Selain DPR, Pemerintah Dituding Tak Niat Bangun Gedung KPK
Tak hanya Dewan Perwakilan Rakyat (DPR), pemerintah juga dituding tak berniat mendukung pembangunan gedung baru Komisi Pemberantasan Korupsi (KPK).
Pemerintahan seharusnya bisa menggalang persetujuan dari fraksi-fraksi koalisi di Parlemen sehingga pencabutan tanda bintang bisa dilakukan.
"Kalau DPR tidak berani realisasikan ini, kita ada pemerintahan koalisi dan bisa dipecahkan disitu," kata pengacara Ahmad Rivai yang menggalang "ngamen" untuk dana gedung KPK dalam diskusi bertajuk "Pro Kontra Pembangunan Gedung KPK" di kawasan Cikini, Jakarta, hari ini.
Dia menyayangkan, koalisi partai pendukung pemerintah tidak berfungsi dalam pembangunan gedung KPK. "Koalisi tidak berjalan, jadi disini yang tak setuju bukan hanya DPR tapi pemerintah," lanjut mantan pengacara KPK itu.
Ahmad menambahkan, proses penganggaran untuk gedung baru KPK memang belum selesai. Namun proses penggalangan dana itu, menunjukkan masyarakat ingin mengkritisi pemerintah yang tak mendukung KPK.
"Apa sih susahnya gedung KPK juga tidak terlalu besar," kata dia lagi.
Dia menambahkan, seharusnya Kementerian Keuangan menunjuk pengelola untuk kemudian ditujukan pada pembangunan gedung agar sesuai dengan Undang-Undang Perbendaharaan Negara. "Yang tak setuju itu pemerintah, jadi lebih tak setuju kalau KPK ada gedung baru," kata dia lagi.

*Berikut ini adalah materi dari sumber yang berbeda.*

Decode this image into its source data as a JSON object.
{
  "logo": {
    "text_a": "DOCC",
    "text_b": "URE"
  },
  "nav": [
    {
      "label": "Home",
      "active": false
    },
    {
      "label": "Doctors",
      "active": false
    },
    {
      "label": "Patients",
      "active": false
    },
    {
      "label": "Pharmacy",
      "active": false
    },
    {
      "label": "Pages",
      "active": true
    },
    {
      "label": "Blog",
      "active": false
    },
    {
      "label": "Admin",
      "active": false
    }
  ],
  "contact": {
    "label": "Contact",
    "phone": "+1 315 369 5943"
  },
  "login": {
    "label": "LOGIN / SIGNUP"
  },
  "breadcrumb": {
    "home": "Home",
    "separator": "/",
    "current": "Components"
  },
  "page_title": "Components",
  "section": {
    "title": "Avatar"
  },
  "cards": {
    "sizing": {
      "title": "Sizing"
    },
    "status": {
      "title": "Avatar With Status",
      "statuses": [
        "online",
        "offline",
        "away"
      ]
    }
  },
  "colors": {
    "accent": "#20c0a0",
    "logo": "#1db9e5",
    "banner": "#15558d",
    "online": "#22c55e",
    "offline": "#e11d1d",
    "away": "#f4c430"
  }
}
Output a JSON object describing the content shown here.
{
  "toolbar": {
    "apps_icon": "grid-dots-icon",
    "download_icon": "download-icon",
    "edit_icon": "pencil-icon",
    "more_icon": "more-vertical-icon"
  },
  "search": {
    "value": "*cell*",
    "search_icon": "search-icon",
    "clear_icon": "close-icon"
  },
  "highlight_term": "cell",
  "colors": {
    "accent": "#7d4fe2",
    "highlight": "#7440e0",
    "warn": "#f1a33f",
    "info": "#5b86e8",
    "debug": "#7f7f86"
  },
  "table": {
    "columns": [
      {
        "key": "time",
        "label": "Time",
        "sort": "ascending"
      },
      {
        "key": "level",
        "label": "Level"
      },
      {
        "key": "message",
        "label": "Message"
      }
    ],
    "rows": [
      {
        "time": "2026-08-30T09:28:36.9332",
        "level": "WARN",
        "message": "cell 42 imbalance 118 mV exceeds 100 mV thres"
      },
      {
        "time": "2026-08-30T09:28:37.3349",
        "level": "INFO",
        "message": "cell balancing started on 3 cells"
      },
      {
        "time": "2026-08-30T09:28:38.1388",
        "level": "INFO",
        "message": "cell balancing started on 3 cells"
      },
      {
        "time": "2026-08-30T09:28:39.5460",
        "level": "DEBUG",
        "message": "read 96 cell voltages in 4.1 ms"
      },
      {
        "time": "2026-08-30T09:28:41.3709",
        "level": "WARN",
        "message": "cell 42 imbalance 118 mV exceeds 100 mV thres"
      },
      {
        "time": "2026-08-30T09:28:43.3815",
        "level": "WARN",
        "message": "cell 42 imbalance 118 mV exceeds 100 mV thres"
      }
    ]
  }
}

Sebelumnya, Komisi III DPR menyatakan akan melanjutkan pembahasan soal anggaran gedung baru KPK ini. Pasalnya, semua fraksi di Dewan belum memberi sinyal positif atas anggaran tersebut.
Dalam kesempatan yang sama, Adhie Massardi dari Gerakan Indonesia Bersih menilai cetusan penggalangan dana untuk gedung oleh Wakil Ketua KPK, Bambang Widjojanto, berlebihan. Seharusnya kata dia, lembaga tersebut memberikan contoh bagi lembaga negara lain soal mekanisme mendapatkan anggaran sesuai administrasi ketatanegaraan.
"Saya awalnya berpikir KPK ini terlalu lebay (berlebihan) dan KPK harusnya beri contoh pada lembaga lain mendapatkan anggaran dengan baik," kata Adhie.